There is an increased risk of venous thromboembolism in patients with cirrhosis compared with noncirrhotic patients.

For infections:

Early treatment with antibiotics to improve survival is recommended in patients with cirrhosis and suspected infection. The development of ACLF and increased mortality is correlated with infection among hospitalized decompensated cirrhotic patients.

Proton pump inhibitors should be avoided in patients with cirrhosis unless there is clear indication for them because they increase the risk of infection.

For nosocomial and fungal infections:

Suspicion of a resistant organism or fungal infection is suggested to improve infection detection among hospitalized patients with ACLF who have not responded to antibiotics.

For alcohol-associated hepatitis:

In patients with severe alcohol-associated hepatitis, the use of prednisolone or prednisone (40 mg per day) orally is recommended to improve 28-day mortality. However, pentoxifylline is not suggested to improve 28-day mortality.

For management:

The use of granulocyte colony-stimulating factor to improve mortality is not suggested in patients with cirrhosis and ACLF.

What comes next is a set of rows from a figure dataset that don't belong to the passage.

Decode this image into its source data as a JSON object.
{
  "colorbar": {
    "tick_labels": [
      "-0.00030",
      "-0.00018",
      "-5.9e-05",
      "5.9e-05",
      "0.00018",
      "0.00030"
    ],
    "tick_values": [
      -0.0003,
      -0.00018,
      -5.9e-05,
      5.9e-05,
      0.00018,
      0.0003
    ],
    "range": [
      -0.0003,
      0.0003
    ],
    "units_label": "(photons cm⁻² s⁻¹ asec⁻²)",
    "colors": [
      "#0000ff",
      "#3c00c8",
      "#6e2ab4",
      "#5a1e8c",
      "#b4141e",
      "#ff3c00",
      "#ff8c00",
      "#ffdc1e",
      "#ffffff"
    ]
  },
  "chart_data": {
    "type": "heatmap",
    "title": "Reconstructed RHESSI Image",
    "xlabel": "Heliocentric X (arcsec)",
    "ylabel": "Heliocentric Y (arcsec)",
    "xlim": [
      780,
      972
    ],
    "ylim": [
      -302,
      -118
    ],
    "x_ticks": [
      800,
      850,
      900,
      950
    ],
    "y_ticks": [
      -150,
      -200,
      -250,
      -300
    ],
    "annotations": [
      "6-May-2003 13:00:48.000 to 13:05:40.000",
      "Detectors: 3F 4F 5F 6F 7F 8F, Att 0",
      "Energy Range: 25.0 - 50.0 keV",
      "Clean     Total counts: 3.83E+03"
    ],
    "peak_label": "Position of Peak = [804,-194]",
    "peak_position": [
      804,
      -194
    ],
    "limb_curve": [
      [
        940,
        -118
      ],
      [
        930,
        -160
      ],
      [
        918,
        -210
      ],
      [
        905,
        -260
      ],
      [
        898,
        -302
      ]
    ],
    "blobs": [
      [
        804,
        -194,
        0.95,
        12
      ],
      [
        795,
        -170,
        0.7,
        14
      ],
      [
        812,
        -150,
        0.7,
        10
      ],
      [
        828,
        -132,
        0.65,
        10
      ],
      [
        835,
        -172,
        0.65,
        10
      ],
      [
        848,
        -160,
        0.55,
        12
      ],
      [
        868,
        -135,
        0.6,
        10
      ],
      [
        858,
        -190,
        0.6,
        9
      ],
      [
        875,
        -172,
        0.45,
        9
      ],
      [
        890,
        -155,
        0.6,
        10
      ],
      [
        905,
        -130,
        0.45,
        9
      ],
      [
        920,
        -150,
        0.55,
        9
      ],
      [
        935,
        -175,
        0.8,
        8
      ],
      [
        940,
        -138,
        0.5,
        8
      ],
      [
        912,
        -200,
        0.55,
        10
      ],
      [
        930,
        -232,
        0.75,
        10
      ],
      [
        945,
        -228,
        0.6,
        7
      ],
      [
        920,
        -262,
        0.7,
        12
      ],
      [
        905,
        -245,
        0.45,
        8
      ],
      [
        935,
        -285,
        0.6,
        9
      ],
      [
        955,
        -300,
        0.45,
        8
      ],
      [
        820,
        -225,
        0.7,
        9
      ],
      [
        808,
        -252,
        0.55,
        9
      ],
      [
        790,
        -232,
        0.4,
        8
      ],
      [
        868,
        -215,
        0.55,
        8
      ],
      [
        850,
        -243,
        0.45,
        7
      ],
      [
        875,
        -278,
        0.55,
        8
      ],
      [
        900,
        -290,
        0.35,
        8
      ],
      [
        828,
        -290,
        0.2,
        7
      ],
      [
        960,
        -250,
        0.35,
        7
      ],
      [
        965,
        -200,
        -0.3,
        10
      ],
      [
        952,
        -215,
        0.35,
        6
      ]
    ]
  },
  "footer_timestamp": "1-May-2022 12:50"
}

The routine use of parenteral nutrition, enteral nutrition or oral supplements to improve mortality is not suggested in hospitalized patients with cirrhosis. In addition, daily infusion of albumin to maintain albumin greater than 3 g/dL is not suggested to improve mortality or prevent renal dysfunction or infection.

For transplant vs. futility:

Patients with cirrhosis and ACLF should not be listed for LT to improve mortality if they continue to require mechanical ventilation.

Early goals of care discussion and referral to palliative care to improve resource utilization should be considered in patients with end-stage liver disease admitted to the hospital.

In addition to these guidelines, health care providers should consider patient-specific medical comorbidities, health status and preferences to “arrive at a patient-centered care approach,” Bajaj and colleagues wrote.